El principio de Van Helsing

Olvidé las circunstancias precisas –pudo ser un archivo en los estudios de televisión, la generosidad de mi amigo fotógrafo Jorge Cagianni- pero en una de las vueltas de redactor publicitario, tuve entre mis manos unos clichés extraños en Montevideo. Estaban relacionados con el mundo norteamericano del cine, de la época dorada cuando la ilusión era sin Sensurround ni Technicolor. Andarían cerca del formato 20×27 blanco y negro, eran copias de calidad estupenda, parecían soportes promocionales de distribuidoras locales o laboratorios de revelado. Alguna entre ellas las volví a ver buscando en Internet; por empatía infantil recuerdo una muy tierna de Laurel y Hardy, mirando los dos un tablero de damas en medio de una posición de partida. Perplejos, ellos parecen confrontados al secreto de la Creación, siendo que eran marineros de agua dulce reclutados en un corto metraje de 1934. 

Luego había un toco de tomas en varios tamaños y distancia focal de Béla Lugosi, de cuando el actor se vestía para ser el Conde Drácula, personaje que le vampirizó una filmografía impresionante. La duda en mi era permitida porque faltaba la respuesta: ¿qué efecto sobrenatural hizo que se juntaran el clic de la escena original de 1931 y mi curiosidad mientras buscaba titulares para vender televisores Hitachi y cosméticos Néfer? La tentación también; eso llegado a mis manos significaba algo y escoltaba una línea velada de mi estrategia. Como nunca había participado en episodios de la mitología de la modernidad, intentaba forzar –a veces bien, a veces mal…- los esponsales de esos monstruos hipnóticos con la realidad uruguaya y con los que allí nacimos.
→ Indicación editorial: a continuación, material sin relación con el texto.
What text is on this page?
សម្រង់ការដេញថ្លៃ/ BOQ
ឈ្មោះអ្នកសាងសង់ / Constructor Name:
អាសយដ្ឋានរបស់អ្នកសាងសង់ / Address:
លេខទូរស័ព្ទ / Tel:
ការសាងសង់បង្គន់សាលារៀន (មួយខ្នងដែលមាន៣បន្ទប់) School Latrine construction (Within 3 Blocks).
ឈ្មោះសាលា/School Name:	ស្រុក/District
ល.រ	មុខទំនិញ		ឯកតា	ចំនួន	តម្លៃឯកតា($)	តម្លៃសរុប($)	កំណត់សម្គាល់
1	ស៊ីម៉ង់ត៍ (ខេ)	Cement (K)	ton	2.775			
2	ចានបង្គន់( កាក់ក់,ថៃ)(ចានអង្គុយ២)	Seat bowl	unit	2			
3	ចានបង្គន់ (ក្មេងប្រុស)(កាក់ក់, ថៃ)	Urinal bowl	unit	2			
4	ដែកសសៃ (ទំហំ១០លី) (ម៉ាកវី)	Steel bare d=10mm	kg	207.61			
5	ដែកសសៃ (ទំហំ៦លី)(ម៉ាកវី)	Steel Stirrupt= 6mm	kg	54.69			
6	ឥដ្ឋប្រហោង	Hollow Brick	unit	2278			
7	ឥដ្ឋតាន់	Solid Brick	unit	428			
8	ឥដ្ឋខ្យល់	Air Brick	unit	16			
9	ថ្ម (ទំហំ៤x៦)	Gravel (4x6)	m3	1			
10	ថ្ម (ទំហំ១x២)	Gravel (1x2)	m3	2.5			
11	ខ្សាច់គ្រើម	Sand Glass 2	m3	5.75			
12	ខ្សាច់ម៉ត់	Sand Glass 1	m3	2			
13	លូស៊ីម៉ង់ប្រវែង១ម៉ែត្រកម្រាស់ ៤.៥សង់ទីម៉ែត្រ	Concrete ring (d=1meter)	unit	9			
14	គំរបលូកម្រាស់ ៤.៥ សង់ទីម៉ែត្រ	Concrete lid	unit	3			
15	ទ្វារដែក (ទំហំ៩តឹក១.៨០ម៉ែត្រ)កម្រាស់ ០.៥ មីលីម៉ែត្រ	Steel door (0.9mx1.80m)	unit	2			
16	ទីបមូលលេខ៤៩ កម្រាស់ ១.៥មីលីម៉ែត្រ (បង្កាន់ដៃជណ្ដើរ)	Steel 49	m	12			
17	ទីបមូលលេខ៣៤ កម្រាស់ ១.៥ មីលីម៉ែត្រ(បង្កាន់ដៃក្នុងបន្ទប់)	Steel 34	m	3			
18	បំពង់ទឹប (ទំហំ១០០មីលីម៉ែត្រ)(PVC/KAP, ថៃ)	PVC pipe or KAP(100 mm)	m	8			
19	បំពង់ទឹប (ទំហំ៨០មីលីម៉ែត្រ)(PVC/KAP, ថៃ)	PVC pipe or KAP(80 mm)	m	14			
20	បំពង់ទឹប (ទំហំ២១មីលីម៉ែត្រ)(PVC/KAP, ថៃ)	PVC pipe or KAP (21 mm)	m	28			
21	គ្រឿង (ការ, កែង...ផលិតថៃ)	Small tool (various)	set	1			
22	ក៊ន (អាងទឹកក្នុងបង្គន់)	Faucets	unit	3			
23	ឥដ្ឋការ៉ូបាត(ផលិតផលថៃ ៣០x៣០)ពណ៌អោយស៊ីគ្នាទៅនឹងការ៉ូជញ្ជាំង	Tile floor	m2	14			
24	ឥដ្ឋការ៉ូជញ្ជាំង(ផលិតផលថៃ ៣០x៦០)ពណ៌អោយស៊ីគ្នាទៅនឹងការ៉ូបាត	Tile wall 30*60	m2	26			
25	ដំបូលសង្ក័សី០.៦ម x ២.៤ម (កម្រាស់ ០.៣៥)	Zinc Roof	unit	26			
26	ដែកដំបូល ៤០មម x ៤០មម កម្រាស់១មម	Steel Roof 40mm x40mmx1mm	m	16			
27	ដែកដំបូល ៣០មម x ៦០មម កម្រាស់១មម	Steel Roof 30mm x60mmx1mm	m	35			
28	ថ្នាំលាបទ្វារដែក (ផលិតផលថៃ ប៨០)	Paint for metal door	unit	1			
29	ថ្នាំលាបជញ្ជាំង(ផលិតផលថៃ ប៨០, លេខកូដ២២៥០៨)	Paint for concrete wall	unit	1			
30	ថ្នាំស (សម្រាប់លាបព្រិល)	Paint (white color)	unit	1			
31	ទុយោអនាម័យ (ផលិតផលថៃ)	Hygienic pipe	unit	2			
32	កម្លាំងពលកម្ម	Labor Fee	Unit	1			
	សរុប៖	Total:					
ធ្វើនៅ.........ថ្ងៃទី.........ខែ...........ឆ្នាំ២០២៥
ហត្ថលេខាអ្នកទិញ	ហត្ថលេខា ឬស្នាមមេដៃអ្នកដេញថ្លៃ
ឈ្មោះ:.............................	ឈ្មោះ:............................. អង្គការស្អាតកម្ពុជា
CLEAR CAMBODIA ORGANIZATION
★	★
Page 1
Leí la novela de Stoker y creo haber visto todas las versiones para cine del malogrado Conde, con sus declinaciones hasta el año 2000, cuando se filma el enigma del precursor Nosferatu. Sentí que pacto y perjuro por amor era condena eterna, la agresión a lo humano de connotaciones sexuales e inspirada por el instinto de supervivencia; en nuestro héroe coexisten lo fantástico exponencial, la persecución de la presa cazada y se nutre del eterno secreto de la sangre. Drácula es una excepción en el museo excéntrico de un siglo violento, Abraham Van Helsing con su consigna de persíguelo y destrúyelo fija la norma de las sociedades totalitarias. 

Después y ultimando el relato se cuela la duda, poco sabia de Lugosi y menos de su final en 1956; apenas nos agitamos entre sombras, actuaciones imaginadas, versión fluctuante de la vida, falacias intencionadas de la prensa y el éxtasis socarrón frente al hombre destruido. Ante el misterio somos como Stan y Ollie mientras están en puerto; miramos la posición de fichas redondas blancas y negras. Sin saber quién mueve, cómo se mueve y cuál es la finalidad última del juego en el que andamos metidos; hasta que un fósforo nos quema los dedos, nos volvemos torpes y tiramos el tablero. Sólo el teniente T. E. Lawrence sabía las dos maneras nobles de extinguir el infierno en miniatura.